Morcellation & risk of undiagnosed leiomyosarcoma
Risk of undiagnosed malignancy is uterine fibroids is thought to be extremely low, hence expectant management, nonsurgical treatment and uterine preserving surgery are all acceptable treatment options for HMB secondary to uterine fibroids. The US FDA released a statement on 17 April 2014 discouraging use of power morcellators during LM or hysterectomy. This was based on an assessment that the prevalence of unsuspected uterine sarcoma and leiomyosarcoma (LMS) was 2.8 and 2 per 1000 persons, respectively (1:352 for uterine sarcoma and 1:498 for LMS) [38]. However, professional organisations around the world released reports and statements disagreeing with the FDA statement and recommended that all current tissue extraction methods should be available, as there was no single method that can protect all patients [39–41]. These reports concluded that that exact prevalence of LMS was unknown but that the FDA estimate was probably an overstatement. The current consensus is that patients should be informed of risk of undiagnosed LMS prior to LM procedures and that further research should be conducted on the prevalence of sarcomas and safer methods of morcellation.
Conclusion
Removal of fibroids is beneficial in the treatment of HMB associated with fibroids for women who would like to preserve their uterus and fertility. Endoscopic approaches are the preferred methods of fibroid removal when appropriate. In the presence of submucosal fibroids, hysteroscopic resection is a simple, safe and effective treatment for HMB and reduces the need for more major surgery, such as hysterectomy. When abdominal myomectomy is required, LM is the preferred choice in selected cases due to its advantages over open myomectomy.
Future perspective
Currently surgery for fibroids is an important component of treatment options for HMB. New developments in both hysteroscopic and laparoscopic surgery are expected and these are likely to make these procedures easier and faster, and increase their efficacy. Some examples of these include further developments in hysteroscopic morcellators and laparoscopic suturing and tissue retrieval systems. Surgical treatment of fibroids may, however, be replaced altogether in the future with medical treatment alternatives.
Executive summary
Removal of fibroids is beneficial in treatment of heavy menstrual bleeding for women.
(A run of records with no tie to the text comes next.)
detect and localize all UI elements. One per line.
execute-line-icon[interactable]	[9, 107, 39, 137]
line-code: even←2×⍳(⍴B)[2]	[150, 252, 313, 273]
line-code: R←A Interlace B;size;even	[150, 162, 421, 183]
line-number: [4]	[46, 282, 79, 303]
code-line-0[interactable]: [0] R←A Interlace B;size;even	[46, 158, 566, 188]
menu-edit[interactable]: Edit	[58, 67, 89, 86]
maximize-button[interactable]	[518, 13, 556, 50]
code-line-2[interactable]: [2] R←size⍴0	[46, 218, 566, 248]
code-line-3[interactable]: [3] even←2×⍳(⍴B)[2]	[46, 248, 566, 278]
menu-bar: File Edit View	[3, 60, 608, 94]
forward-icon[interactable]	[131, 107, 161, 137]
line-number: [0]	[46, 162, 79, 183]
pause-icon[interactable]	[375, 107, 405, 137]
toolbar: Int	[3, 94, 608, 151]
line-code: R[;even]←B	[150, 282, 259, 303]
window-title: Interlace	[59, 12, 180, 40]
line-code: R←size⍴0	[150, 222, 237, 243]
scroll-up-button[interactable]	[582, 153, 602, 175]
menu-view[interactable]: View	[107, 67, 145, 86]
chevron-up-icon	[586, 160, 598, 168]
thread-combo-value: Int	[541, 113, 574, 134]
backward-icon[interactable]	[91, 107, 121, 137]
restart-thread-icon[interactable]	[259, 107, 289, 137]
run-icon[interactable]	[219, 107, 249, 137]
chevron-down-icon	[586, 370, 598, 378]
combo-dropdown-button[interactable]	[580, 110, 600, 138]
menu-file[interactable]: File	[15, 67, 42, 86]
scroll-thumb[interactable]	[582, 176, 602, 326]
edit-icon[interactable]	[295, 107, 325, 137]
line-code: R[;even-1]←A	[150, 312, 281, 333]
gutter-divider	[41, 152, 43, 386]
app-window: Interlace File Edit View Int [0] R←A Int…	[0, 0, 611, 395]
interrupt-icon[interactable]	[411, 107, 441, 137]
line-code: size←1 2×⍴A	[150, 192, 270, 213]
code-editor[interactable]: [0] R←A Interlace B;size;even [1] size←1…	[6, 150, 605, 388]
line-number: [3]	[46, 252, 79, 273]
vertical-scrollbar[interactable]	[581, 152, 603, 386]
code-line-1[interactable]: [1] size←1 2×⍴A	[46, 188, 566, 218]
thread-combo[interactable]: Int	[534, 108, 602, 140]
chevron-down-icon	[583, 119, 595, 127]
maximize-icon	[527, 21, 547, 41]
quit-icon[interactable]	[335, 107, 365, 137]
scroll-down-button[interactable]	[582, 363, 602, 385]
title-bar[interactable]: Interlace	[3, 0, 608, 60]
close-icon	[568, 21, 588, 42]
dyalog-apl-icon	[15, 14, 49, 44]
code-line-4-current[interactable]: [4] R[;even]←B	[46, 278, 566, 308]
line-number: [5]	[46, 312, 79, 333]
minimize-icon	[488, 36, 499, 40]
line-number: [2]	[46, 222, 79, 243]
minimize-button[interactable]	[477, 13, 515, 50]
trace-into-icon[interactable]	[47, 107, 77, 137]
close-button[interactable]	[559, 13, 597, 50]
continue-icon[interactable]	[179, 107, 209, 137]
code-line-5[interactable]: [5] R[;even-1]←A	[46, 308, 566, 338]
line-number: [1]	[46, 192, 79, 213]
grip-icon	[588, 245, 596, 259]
Hysteroscopic resection of fibroids is a minimally invasive, safe and effective treatment for submucosal fibroids.
Laparoscopic myomectomy is the preferred choice in selected cases when abdominal removal of fibroids is required.
Open myomectomy is a well established and effective treatment for heavy menstrual bleeding secondary to fibroids, when laparoscopic myomectomy is not possible or available.
Financial & competing interests disclosure
E Saridogan received consultancy fees and honoraria from Ethicon and G Richter for provision of training to healthcare professionals. The authors have no other relevant affiliations or financial involvement with any organization or entity with a financial interest in or financial conflict with the subject matter or materials discussed in the manuscript apart from those disclosed.
No writing assistance was utilized in the production of this manuscript.